The setting just shown instructs Meerkat to give me the stories from profile 1, one day's worth, JavaScript formatted, and with full descriptions. All other parameters are set to their default settings. The result of this JavaScript embedded into a web page is shown in Figure 13-3.

Figure 13-3. Meerkat display using JavaScript to access feed
figs/prdf_1303.gif

You can see how uncomplicated the Meerkat feed is to access. Best of all, the feed uses CSS, so you can modify the display of the feed by incorporating CSS settings for predefined Meerkat values.

The Meerkat API has been ported for use with many languages and technologies including a raw RSS feed, XML, PHP, Sherlock plug-in, N3, HTML, and others. In addition, you can access Meerkat services using XML-RPC.

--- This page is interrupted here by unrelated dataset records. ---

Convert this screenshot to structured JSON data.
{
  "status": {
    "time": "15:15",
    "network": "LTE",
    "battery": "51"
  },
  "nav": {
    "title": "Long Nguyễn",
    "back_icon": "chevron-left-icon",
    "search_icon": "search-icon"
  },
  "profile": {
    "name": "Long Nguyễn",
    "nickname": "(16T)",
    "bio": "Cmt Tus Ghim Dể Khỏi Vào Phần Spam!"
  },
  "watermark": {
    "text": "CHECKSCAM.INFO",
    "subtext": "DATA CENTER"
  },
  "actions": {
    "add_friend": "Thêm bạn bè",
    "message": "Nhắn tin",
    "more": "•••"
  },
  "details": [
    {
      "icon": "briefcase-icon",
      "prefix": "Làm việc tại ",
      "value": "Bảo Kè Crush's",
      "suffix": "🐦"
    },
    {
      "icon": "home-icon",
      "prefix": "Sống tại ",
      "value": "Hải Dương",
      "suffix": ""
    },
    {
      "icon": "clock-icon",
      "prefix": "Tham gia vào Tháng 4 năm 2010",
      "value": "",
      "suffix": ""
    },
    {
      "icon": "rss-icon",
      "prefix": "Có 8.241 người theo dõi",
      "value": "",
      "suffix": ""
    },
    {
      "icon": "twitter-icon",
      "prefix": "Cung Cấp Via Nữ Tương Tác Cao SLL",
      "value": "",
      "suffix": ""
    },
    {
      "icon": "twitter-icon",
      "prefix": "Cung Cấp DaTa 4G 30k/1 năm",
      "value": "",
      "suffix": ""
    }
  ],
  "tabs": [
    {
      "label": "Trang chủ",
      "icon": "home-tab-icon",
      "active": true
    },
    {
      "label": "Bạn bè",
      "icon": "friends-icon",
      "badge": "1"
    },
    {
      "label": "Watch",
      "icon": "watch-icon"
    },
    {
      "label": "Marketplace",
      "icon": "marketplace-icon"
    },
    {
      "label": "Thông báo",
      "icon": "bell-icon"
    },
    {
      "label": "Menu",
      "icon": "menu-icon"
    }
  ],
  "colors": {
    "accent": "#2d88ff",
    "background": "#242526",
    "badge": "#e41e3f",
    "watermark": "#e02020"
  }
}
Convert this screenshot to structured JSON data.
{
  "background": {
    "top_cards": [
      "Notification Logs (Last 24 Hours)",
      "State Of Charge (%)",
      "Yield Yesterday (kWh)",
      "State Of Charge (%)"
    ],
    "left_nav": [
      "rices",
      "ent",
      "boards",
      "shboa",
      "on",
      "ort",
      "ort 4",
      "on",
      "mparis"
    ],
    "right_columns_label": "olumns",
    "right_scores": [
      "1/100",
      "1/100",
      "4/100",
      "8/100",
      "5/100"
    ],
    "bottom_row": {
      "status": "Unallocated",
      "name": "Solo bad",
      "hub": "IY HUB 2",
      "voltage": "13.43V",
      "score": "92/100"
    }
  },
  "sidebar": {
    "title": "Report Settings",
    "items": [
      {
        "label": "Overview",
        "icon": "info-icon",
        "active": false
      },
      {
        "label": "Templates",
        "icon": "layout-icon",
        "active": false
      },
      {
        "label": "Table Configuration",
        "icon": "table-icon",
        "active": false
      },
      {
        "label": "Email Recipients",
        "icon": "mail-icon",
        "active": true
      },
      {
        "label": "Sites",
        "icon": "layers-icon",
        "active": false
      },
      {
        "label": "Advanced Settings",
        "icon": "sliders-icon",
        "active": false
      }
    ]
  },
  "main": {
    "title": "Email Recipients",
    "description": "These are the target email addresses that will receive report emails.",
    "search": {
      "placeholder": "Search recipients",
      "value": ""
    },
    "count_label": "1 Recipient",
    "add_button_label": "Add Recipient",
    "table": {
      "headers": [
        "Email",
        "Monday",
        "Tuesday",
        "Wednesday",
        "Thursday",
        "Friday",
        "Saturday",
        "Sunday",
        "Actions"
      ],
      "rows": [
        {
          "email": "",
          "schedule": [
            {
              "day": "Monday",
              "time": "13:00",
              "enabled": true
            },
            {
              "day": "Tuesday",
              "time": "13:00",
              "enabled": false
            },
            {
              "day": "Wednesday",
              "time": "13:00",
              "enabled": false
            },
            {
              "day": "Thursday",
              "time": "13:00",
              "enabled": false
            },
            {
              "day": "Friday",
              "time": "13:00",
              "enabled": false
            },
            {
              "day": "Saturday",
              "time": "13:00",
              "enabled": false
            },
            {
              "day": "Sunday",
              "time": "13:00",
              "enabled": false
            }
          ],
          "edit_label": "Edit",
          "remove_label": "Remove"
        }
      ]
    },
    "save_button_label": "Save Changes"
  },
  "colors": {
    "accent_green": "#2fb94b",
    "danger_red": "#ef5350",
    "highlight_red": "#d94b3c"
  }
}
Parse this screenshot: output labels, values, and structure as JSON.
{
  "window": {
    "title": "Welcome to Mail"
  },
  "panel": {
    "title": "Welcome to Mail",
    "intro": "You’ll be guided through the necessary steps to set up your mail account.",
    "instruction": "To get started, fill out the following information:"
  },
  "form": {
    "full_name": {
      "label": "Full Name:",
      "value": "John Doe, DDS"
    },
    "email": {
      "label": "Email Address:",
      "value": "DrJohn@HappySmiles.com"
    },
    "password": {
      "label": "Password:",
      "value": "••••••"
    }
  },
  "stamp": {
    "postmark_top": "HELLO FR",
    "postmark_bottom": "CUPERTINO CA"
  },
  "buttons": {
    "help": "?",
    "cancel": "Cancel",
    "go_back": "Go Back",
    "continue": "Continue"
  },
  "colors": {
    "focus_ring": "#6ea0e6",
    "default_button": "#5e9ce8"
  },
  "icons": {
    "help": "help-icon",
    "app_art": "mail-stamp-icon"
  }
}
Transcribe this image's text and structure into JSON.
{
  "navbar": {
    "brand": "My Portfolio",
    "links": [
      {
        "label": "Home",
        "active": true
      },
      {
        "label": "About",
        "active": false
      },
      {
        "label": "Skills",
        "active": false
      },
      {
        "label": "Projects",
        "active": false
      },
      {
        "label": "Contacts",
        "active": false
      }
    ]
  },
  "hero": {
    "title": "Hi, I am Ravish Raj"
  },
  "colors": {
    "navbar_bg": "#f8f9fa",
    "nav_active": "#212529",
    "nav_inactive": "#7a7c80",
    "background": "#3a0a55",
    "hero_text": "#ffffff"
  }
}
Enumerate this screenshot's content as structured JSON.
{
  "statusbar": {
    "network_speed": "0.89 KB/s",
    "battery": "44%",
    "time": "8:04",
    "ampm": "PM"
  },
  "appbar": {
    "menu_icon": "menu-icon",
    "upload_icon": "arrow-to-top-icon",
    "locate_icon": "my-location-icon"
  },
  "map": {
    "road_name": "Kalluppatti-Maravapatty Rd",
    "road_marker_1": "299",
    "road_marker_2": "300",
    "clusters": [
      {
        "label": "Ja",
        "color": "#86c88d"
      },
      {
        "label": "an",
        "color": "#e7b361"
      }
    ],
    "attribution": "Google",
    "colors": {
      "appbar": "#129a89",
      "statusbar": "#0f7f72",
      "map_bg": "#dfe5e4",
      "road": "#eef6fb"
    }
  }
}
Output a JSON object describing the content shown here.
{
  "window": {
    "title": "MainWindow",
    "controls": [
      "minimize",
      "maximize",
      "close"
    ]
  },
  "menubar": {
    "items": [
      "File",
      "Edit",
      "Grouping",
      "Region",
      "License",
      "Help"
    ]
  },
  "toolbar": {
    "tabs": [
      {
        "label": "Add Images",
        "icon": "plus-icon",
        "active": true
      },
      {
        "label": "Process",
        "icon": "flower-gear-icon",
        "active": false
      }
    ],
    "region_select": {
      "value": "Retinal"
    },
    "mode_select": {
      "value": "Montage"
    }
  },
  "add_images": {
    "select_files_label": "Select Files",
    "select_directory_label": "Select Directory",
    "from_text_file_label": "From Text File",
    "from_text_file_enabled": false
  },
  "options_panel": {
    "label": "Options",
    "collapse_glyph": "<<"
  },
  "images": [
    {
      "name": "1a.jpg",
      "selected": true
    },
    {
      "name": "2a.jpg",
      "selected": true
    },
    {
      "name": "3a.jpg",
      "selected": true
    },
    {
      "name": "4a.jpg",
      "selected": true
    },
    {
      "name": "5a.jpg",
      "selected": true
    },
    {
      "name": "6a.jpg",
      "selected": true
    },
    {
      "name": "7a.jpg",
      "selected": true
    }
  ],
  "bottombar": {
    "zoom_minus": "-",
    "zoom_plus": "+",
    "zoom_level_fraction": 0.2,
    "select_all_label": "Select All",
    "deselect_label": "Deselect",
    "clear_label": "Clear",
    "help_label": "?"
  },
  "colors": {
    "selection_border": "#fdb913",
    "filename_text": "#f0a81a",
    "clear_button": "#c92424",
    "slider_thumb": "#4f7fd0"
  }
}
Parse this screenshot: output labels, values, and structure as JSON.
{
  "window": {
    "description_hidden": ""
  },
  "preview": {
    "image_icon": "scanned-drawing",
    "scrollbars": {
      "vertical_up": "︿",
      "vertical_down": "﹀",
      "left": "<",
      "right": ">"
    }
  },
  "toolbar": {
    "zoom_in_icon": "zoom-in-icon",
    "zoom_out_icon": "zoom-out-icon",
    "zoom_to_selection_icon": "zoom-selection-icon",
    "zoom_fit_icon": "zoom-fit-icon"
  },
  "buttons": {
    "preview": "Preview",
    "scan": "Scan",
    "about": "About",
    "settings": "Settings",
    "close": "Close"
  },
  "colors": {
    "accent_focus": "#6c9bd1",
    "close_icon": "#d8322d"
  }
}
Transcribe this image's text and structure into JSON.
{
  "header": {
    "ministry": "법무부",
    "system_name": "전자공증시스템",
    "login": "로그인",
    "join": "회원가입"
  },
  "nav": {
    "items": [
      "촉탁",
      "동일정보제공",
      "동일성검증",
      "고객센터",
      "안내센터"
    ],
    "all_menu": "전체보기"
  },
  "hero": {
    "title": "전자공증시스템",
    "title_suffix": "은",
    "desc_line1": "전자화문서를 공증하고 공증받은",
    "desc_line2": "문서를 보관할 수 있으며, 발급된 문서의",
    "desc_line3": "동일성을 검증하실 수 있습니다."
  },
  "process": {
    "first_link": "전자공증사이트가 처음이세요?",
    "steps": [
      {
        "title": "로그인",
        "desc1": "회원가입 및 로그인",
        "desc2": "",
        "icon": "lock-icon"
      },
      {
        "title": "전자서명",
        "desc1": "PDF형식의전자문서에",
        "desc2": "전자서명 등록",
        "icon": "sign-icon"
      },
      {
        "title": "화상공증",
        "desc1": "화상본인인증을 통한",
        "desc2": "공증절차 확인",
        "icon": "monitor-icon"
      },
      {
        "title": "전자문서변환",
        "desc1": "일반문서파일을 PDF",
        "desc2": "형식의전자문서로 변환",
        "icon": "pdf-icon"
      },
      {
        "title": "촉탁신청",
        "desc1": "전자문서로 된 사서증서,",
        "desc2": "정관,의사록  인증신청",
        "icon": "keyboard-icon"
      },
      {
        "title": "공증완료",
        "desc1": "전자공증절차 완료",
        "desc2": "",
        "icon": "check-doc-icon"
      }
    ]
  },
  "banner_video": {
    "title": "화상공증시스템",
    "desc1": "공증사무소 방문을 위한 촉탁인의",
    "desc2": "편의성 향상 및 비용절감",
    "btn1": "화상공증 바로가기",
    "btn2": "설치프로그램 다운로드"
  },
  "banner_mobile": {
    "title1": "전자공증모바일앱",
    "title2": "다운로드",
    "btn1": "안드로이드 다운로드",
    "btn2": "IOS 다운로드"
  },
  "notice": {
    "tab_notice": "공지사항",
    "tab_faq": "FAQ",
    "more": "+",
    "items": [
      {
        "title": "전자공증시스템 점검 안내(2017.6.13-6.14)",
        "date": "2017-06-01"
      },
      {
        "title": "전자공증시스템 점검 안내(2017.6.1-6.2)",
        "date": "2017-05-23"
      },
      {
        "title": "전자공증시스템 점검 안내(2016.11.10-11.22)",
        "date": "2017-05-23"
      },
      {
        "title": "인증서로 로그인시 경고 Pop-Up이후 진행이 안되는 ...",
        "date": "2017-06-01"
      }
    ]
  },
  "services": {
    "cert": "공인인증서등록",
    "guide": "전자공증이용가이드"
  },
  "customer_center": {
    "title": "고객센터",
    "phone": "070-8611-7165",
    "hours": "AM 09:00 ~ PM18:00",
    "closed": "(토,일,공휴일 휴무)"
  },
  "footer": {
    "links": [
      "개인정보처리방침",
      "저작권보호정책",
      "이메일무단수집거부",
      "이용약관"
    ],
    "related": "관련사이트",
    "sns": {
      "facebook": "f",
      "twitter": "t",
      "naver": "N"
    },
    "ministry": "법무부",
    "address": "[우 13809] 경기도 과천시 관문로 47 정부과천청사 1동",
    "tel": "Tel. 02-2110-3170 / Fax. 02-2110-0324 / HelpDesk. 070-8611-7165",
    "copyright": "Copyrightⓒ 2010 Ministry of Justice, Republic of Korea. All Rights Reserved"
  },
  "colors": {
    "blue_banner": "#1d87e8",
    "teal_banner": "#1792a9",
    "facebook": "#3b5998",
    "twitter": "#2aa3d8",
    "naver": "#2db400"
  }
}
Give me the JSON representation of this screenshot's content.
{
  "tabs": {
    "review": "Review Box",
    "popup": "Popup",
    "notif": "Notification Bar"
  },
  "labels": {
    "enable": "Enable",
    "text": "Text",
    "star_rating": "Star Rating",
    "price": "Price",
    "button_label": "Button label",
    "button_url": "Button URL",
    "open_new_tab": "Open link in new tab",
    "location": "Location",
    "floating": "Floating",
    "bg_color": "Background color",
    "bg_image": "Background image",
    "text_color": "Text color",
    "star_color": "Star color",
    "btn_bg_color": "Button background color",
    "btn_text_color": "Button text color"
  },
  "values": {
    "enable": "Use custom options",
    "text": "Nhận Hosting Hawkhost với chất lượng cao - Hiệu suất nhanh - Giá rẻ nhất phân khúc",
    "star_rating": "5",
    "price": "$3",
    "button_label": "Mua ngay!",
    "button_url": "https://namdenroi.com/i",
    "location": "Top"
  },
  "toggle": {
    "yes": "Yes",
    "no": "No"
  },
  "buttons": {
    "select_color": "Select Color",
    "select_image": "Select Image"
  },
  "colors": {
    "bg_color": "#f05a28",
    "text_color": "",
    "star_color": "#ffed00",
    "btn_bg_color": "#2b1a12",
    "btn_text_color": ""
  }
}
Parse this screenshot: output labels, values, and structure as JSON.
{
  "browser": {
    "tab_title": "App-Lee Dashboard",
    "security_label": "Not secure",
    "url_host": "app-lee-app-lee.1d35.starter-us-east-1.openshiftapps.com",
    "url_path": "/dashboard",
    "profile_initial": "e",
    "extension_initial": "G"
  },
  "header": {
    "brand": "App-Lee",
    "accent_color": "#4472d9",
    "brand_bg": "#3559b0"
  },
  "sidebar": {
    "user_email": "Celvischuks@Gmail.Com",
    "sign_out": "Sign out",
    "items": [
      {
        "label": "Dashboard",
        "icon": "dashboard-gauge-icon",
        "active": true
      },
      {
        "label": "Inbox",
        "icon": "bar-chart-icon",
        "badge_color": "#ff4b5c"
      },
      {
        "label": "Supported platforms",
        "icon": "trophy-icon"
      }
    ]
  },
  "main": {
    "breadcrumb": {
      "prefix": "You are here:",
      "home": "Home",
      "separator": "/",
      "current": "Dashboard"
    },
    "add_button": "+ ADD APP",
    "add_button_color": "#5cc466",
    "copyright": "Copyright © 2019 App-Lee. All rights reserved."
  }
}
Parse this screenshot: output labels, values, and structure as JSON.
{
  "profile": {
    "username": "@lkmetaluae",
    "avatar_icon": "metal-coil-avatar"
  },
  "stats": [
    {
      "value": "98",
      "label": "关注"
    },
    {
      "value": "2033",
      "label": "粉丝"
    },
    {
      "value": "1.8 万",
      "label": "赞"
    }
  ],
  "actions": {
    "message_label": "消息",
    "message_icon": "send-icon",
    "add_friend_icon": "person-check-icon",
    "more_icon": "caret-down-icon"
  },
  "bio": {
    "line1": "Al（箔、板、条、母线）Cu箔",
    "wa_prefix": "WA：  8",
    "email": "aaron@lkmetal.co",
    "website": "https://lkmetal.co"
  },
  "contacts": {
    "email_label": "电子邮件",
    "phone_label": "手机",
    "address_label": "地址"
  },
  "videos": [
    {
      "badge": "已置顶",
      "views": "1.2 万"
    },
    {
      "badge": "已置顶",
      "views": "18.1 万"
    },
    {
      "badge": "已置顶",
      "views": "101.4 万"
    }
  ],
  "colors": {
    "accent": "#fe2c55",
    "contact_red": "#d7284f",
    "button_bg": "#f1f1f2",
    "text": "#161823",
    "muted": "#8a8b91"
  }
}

13.6.4 NetNewsWire and NetNewsWire Lite

An RSS aggregator, plus more, that is gaining considerable popularity with Mac OS X users is Ranchero Software's NetNewsWire and its lighter version, NetNewsWire Lite. I use it myself on my PowerBook and am very impressed with its ease of use. And as with so many other aggregation tools, you can do more than just read RSS feeds with the tool?with the commercial version still in beta when I wrote this book, you can edit weblog postings with the tool and use it to post them to your weblog.

You can download NetNewsWire from http://ranchero.com/netnewswire/. The RSS aggregator-only version is NetNewsWire Lite; the commercial version NetNewsWire is the one with the extra features such as weblog posting. I used the NetNewsWire beta 1.01b for this chapter.

When you first install and open NetNewsWire, it comes with only a few sites already subscribed. However, it's an easy matter to subscribe to new feeds, particularly if the web page that provides the feed supports autodiscovery.

Figure 13-4 shows NetNewsWire Pro with some of my favorite weblogs, including my own, subscribed.

Figure 13-4. NetNewsWire Pro with a few subscribed RSS feeds
figs/prdf_1304.gif

You can use the tool to jump to unread items, or you can click on any of the subscriptions to display the current RSS contents. Clicking on any of these opens the excerpt associated with the item. To add new items, just click the Subscribe button and fill in the URL of the RSS file or the X(HTML) page that has the RSS autodiscovery entry. That's it. The tool will fill in the necessary information from the file, including the title associated with the RSS feed.

If you double-click on any one of the items, the actual page opens in your default browser, which you can set via your System Preferences.

You can also open the actual RSS XML of the feed in TextEdit as shown in Figure 13-5. This is a handy way of getting a little more familiar with RDF/RSS?by using the tool to take a look at RDF/RSS files out on the Web.

Figure 13-5. Examining a feed in TextEdit
figs/prdf_1305.gif

Other functionality NetNewsWire Pro supports includes the ability to create weblog postings, check their spelling, and then post directly from the tool.